I’m surprised I’m energised this morning after a 7 hour drunken sleep, woken somewhere in that time by Indian indigestion. I guess the two coffees kick-started me well enough so as soon as I got back from the cafe I hopped on the bike, no destination in mind.

The locals stare curiously at this white-haired monster screaming through their quiet village daily life but return the big smiles I beam at them. Spread the love. I get stuck behind what may have at one time been a truck but has been mangled into a new form so as to navigate its territory. On the back, two old uncles cling on to the stack of metal merchandise, though one is drunkenly singing and dancing to the traditional Thai folk music blasting from the rigged up PA system. The audio system far more important than the vehicle, which drops bolts and parts to the ground as it bounces around. It’s just turned 10 am.

Finally, I turn off and deeper into the hills through dirt tracks, some familiar, others new to me. Besides the divots and bumps, sleeping dogs must be navigated, their nerve holding much longer than mine.

Eventually, time to turn back, sore butt yet soaring thoughts.
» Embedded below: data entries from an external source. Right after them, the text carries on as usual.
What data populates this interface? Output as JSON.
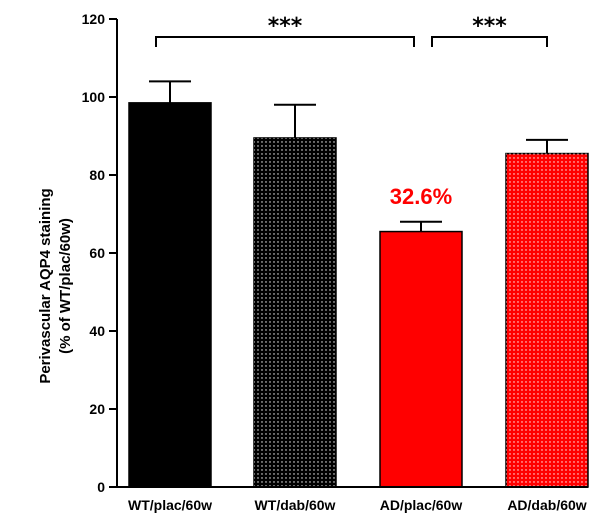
{
  "chart_data": {
    "type": "bar",
    "categories": [
      "WT/plac/60w",
      "WT/dab/60w",
      "AD/plac/60w",
      "AD/dab/60w"
    ],
    "values": [
      98.5,
      89.5,
      65.5,
      85.5
    ],
    "errors": [
      5.5,
      8.5,
      2.5,
      3.5
    ],
    "ylabel_line1": "Perivascular AQP4 staining",
    "ylabel_line2": "(% of WT/plac/60w)",
    "ylim": [
      0,
      120
    ],
    "yticks": [
      0,
      20,
      40,
      60,
      80,
      100,
      120
    ],
    "annotation": {
      "text": "32.6%",
      "category_index": 2,
      "color": "#ff0000"
    },
    "significance": [
      {
        "from": 0,
        "to": 2,
        "label": "***"
      },
      {
        "from": 2,
        "to": 3,
        "label": "***"
      }
    ],
    "bar_styles": [
      {
        "fill": "#000000",
        "pattern": "none"
      },
      {
        "fill": "#000000",
        "pattern": "dots-white"
      },
      {
        "fill": "#ff0000",
        "pattern": "none"
      },
      {
        "fill": "#ff0000",
        "pattern": "dots-white"
      }
    ],
    "grid": false
  }
}
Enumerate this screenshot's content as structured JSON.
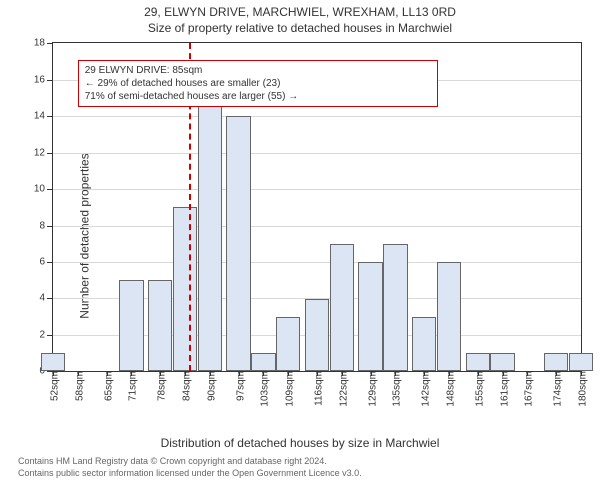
{
  "titles": {
    "line1": "29, ELWYN DRIVE, MARCHWIEL, WREXHAM, LL13 0RD",
    "line2": "Size of property relative to detached houses in Marchwiel"
  },
  "chart": {
    "type": "bar",
    "ylabel": "Number of detached properties",
    "xlabel": "Distribution of detached houses by size in Marchwiel",
    "ylim": [
      0,
      18
    ],
    "ytick_step": 2,
    "plot_border_color": "#333333",
    "grid_color": "#d9d9d9",
    "bar_fill": "#dbe5f4",
    "bar_border": "#666666",
    "background_color": "#ffffff",
    "text_color": "#333333",
    "marker_color": "#cc0000",
    "marker_x": 85,
    "xticks": [
      52,
      58,
      65,
      71,
      78,
      84,
      90,
      97,
      103,
      109,
      116,
      122,
      129,
      135,
      142,
      148,
      155,
      161,
      167,
      174,
      180
    ],
    "xtick_unit": "sqm",
    "values": [
      1,
      0,
      0,
      5,
      5,
      9,
      15,
      14,
      1,
      3,
      4,
      7,
      6,
      7,
      3,
      6,
      1,
      1,
      0,
      1,
      1
    ],
    "bar_align": "center",
    "label_fontsize": 12,
    "tick_fontsize": 10
  },
  "annotation": {
    "title": "29 ELWYN DRIVE: 85sqm",
    "line2": "← 29% of detached houses are smaller (23)",
    "line3": "71% of semi-detached houses are larger (55) →"
  },
  "footnote": {
    "line1": "Contains HM Land Registry data © Crown copyright and database right 2024.",
    "line2": "Contains public sector information licensed under the Open Government Licence v3.0."
  }
}
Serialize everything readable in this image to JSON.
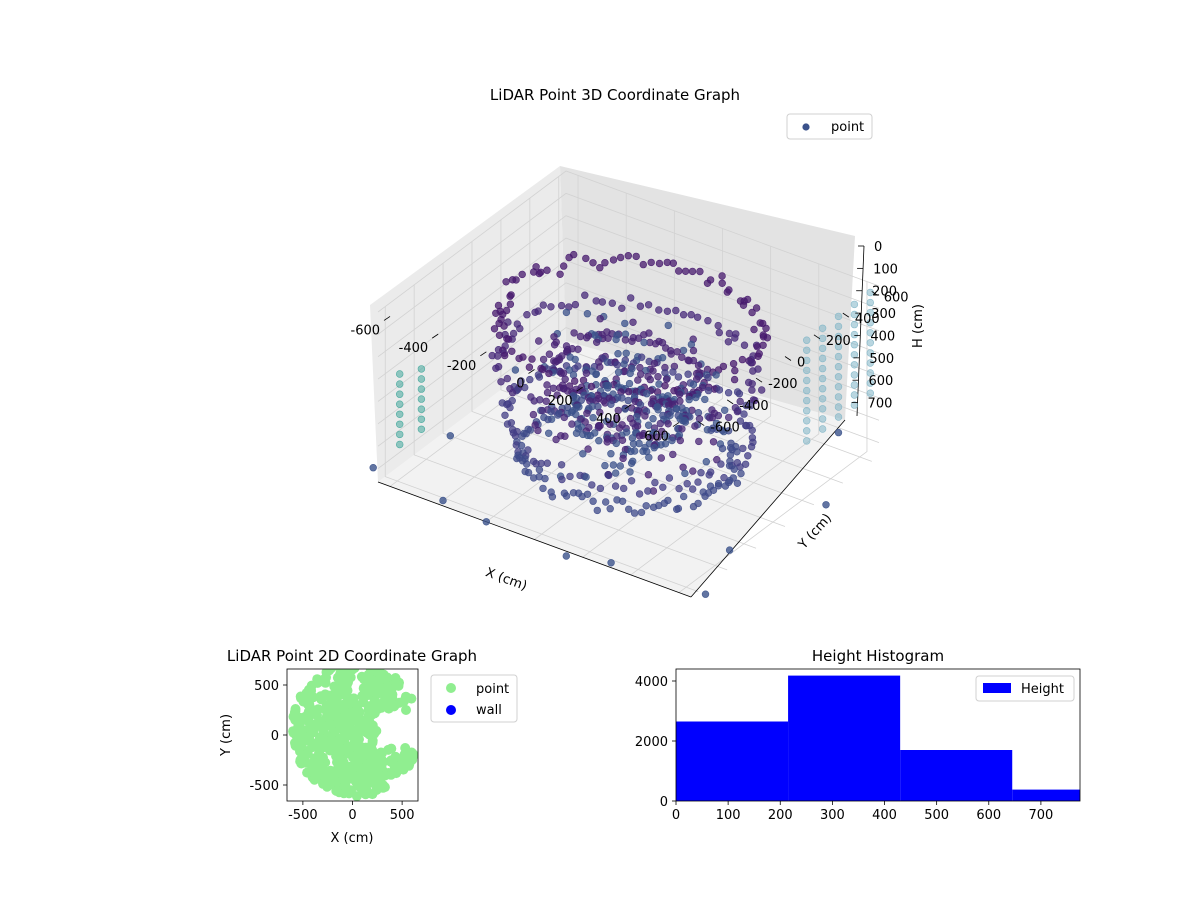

For brief moments in time it is wonderful to be alive. Let’s seek them out.

Suitably invigorated I set about the task of finally moving the stack of bricks that has been sitting in the middle of the garden for the past two years. They had become so familiar that they were practically invisible now. Every now and then I would be reminded by the cats sitting atop the stack, surveying the garden, waiting for birds to fly into their mouths.

It’s been a long time since I’ve been in the garden and half the clothing I used to wear has decomposed, my sweat probably had eaten through the fabric. Stacking 12 blocks at a time into the wheelbarrow I soon regretted not having gloves but whatever, time to toughen up these dishwashing hands again.

Nearer the bottom of the stack, I started to notice discarded snakeskins so thought to be a little bit more cautious, particularly as the blocks have 3 deep pockets through them. And finally, in the bottom of the pile, a small shy snake tasting the air with its tongue from within one of the pockets.

I carefully removed all the other blocks, keeping a good eye on the snake in its home. At one point it decided to make a break which gave me chance to capture a photo which I could get an ID for the snake later on Facebook. The snake exchanged one pocket for another as there was nowhere else safe to go, just open spaces around.

I figured I’d give it some time to chuff off on it’s own accord but then realised the nearest place of solitude was in our room where Amy teaches. Not the best option. So it was, pockets facing away I carefully picked up the whole block and chucked it over the fence into the deep scrub and long grass outside. Situation dealt with.

Godspeed….

Through the Facebook group, I discovered the snake was a highly venomous Thai spitting cobra. In our ignorance of its existence until this day our cats and I had been lucky and likewise, today this shy, delicate yet deathly dangerous beast let our relationship end without grief. I just hope our relationship has ended permanently.